In guidelines 2010 for the treatment of colorectal cancer from the Japanese Society for Cancer of the Colon and Rectum (JSCCR), the criteria for identifying curable T1 colorectal carcinoma after endoscopic resection were well/moderately differentiated or papillary histologic grade, no vascular invasion, submucosal invasion depth less than 1000 µm and budding grade 1 (low grade). We aimed to expand these criteria.

METHODS:

A total of 499 T1 colorectal carcinomas, resected endoscopically or surgically, were analyzed. Relationships between clinicopathologic findings and lymph node metastasis were evaluated.

RESULTS:

Lymph node metastasis was found in 41 (8.22%) of the 499 cases. The incidence of lymph node metastasis was significantly higher in lesions featuring poorly differentiated/mucinous adenocarcinoma, submucosal invasion ≥ 1800 µm, vascular invasion, and high-grade tumor budding than in other lesions.

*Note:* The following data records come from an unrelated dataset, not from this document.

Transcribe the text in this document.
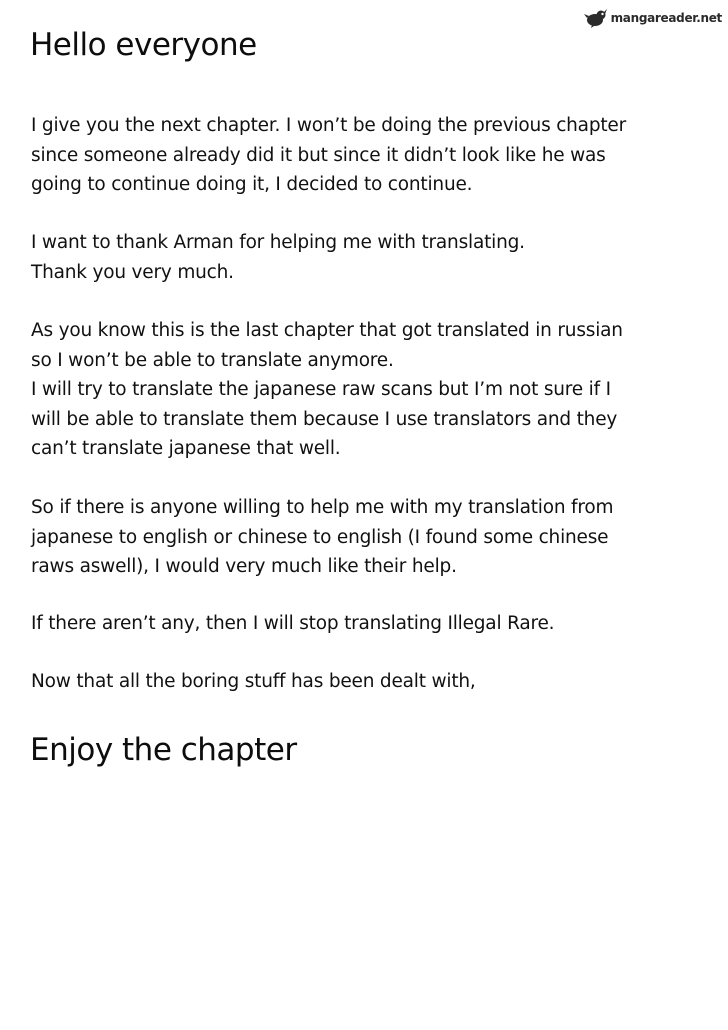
mangareader.net
Hello everyone
I give you the next chapter. I won’t be doing the previous chapter
since someone already did it but since it didn’t look like he was
going to continue doing it, I decided to continue.
I want to thank Arman for helping me with translating.
Thank you very much.
As you know this is the last chapter that got translated in russian
so I won’t be able to translate anymore.
I will try to translate the japanese raw scans but I’m not sure if I
will be able to translate them because I use translators and they
can’t translate japanese that well.
So if there is anyone willing to help me with my translation from
japanese to english or chinese to english (I found some chinese
raws aswell), I would very much like their help.
If there aren’t any, then I will stop translating Illegal Rare.
Now that all the boring stuff has been dealt with,
Enjoy the chapter
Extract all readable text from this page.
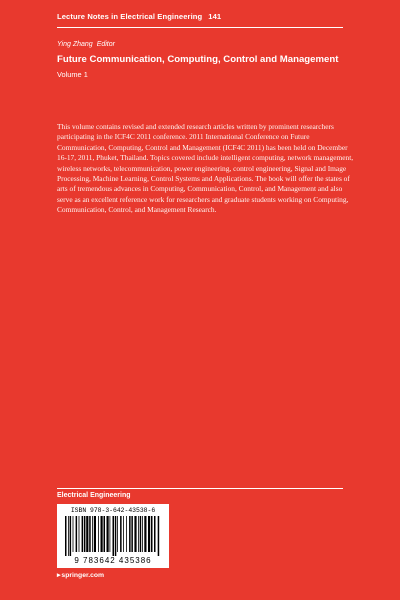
Lecture Notes in Electrical Engineering 141
Ying Zhang Editor
Future Communication, Computing, Control and Management
Volume 1
This volume contains revised and extended research articles written by prominent researchers participating in the ICF4C 2011 conference. 2011 International Conference on Future Communication, Computing, Control and Management (ICF4C 2011) has been held on December 16-17, 2011, Phuket, Thailand. Topics covered include intelligent computing, network management, wireless networks, telecommunication, power engineering, control engineering, Signal and Image Processing, Machine Learning, Control Systems and Applications. The book will offer the states of arts of tremendous advances in Computing, Communication, Control, and Management and also serve as an excellent reference work for researchers and graduate students working on Computing, Communication, Control, and Management Research.
Electrical Engineering
ISBN 978-3-642-43538-6
9 783642 435386
▸springer.com
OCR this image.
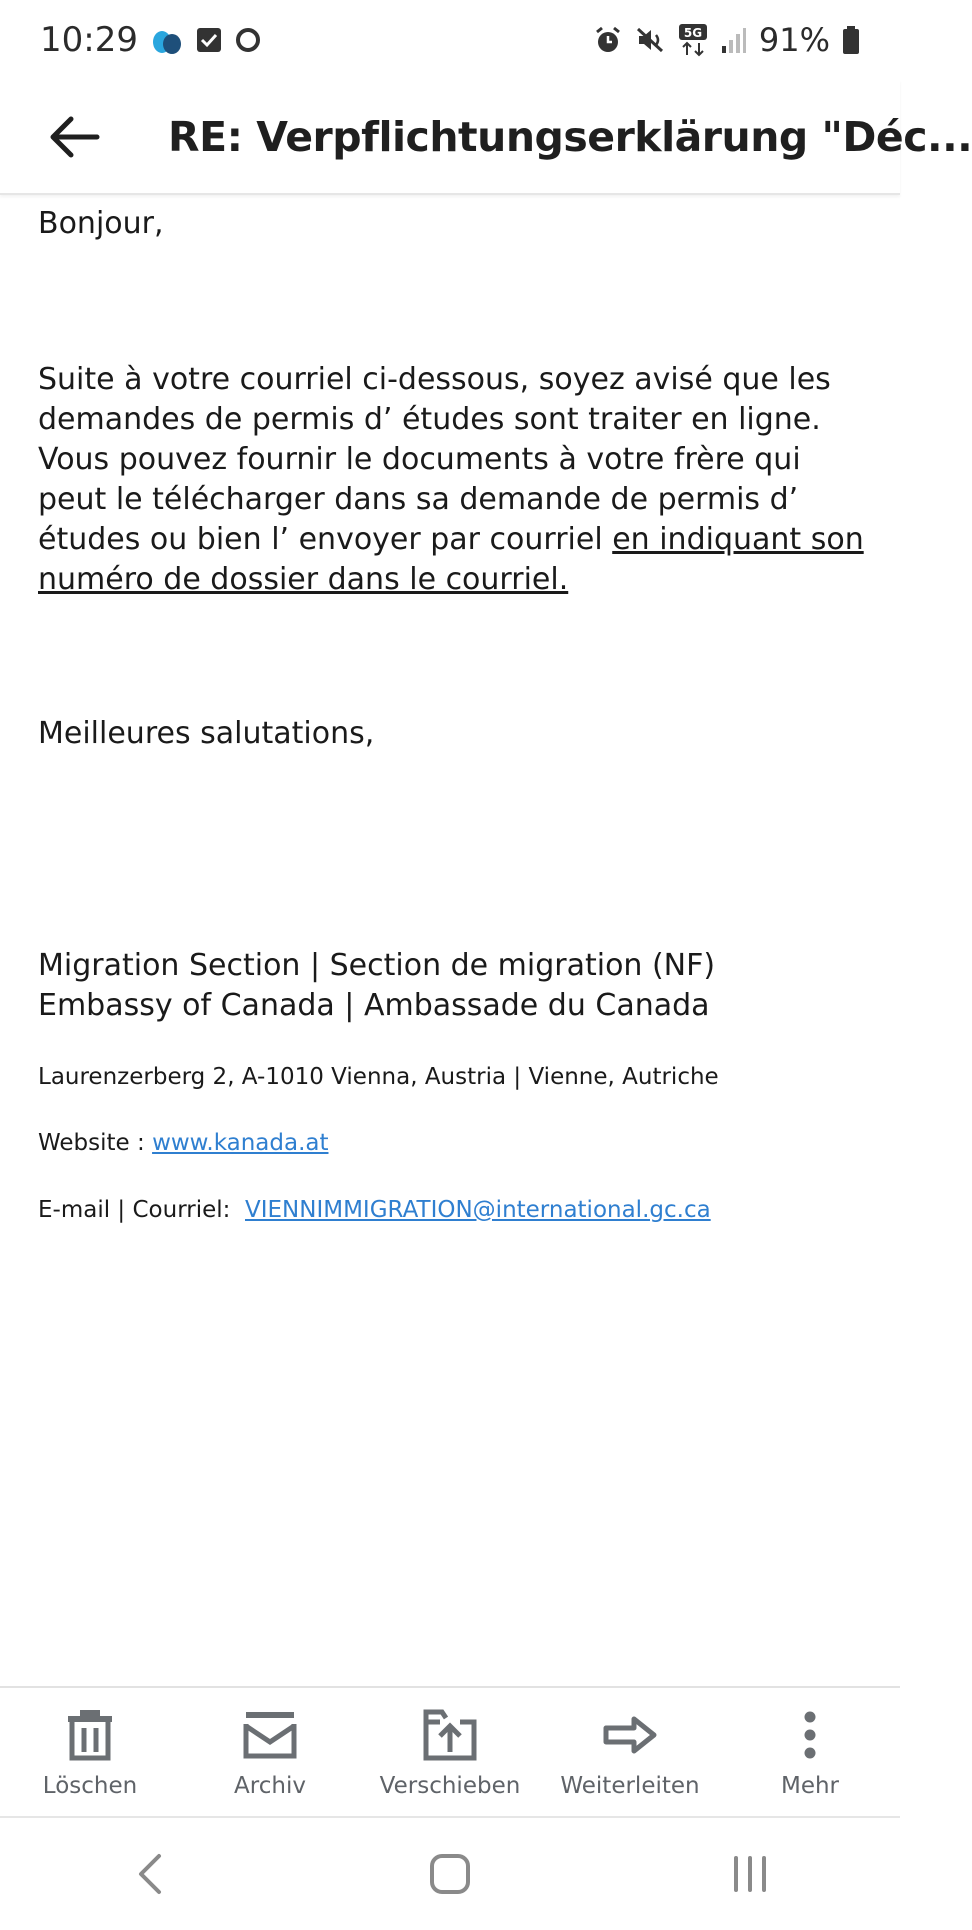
10:29	5G 91%
RE: Verpflichtungserklärung "Déc...
Bonjour,
Suite à votre courriel ci-dessous, soyez avisé que les demandes de permis d’ études sont traiter en ligne. Vous pouvez fournir le documents à votre frère qui peut le télécharger dans sa demande de permis d’ études ou bien l’ envoyer par courriel en indiquant son numéro de dossier dans le courriel.
Meilleures salutations,
Migration Section | Section de migration (NF)
Embassy of Canada | Ambassade du Canada
Laurenzerberg 2, A-1010 Vienna, Austria | Vienne, Autriche
Website : www.kanada.at
E-mail | Courriel:  VIENNIMMIGRATION@international.gc.ca
Löschen	Archiv	Verschieben Weiterleiten	Mehr
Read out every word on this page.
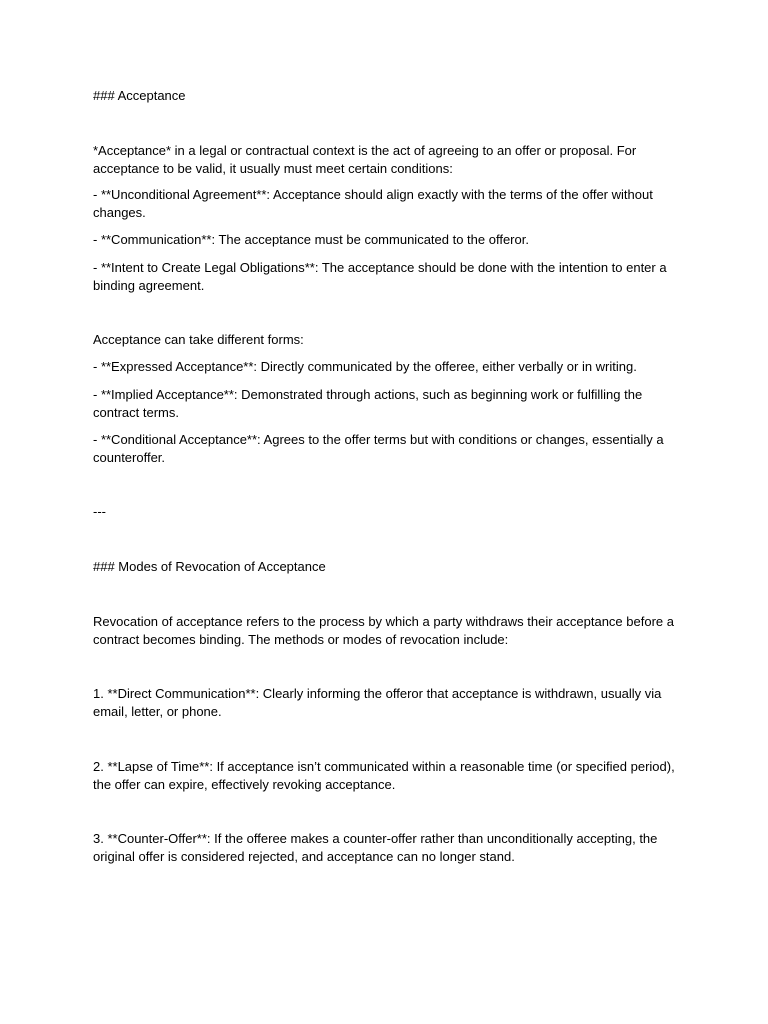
### Acceptance

*Acceptance* in a legal or contractual context is the act of agreeing to an offer or proposal. For acceptance to be valid, it usually must meet certain conditions:

- **Unconditional Agreement**: Acceptance should align exactly with the terms of the offer without changes.

- **Communication**: The acceptance must be communicated to the offeror.

- **Intent to Create Legal Obligations**: The acceptance should be done with the intention to enter a binding agreement.

Acceptance can take different forms:

- **Expressed Acceptance**: Directly communicated by the offeree, either verbally or in writing.

- **Implied Acceptance**: Demonstrated through actions, such as beginning work or fulfilling the contract terms.

- **Conditional Acceptance**: Agrees to the offer terms but with conditions or changes, essentially a counteroffer.

---

### Modes of Revocation of Acceptance

Revocation of acceptance refers to the process by which a party withdraws their acceptance before a contract becomes binding. The methods or modes of revocation include:

1. **Direct Communication**: Clearly informing the offeror that acceptance is withdrawn, usually via email, letter, or phone.

2. **Lapse of Time**: If acceptance isn’t communicated within a reasonable time (or specified period), the offer can expire, effectively revoking acceptance.

3. **Counter-Offer**: If the offeree makes a counter-offer rather than unconditionally accepting, the original offer is considered rejected, and acceptance can no longer stand.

Multivariate logistic regression analysis showed all of these variables to be independent risk factors for lymph node metastasis. When cases that met three of the JSCCR 2010 criteria (i.e. all but invasion < 1000 µm) were considered together, the incidence of lymph node metastasis was only 1.2% (3/249, 95% confidence interval: 0.25-3.48%), and there were no cases of lymph node metastasis without submucosal invasion to a depth of ≥ 1800 µm.

CONCLUSIONS:

Even in cases of colorectal carcinoma with deep submucosal invasion, the risk of lymph node metastasis is minimal under certain conditions. Thus, even for such cases, endoscopic incisional biopsy can be suitable if complete en bloc resection is achieved.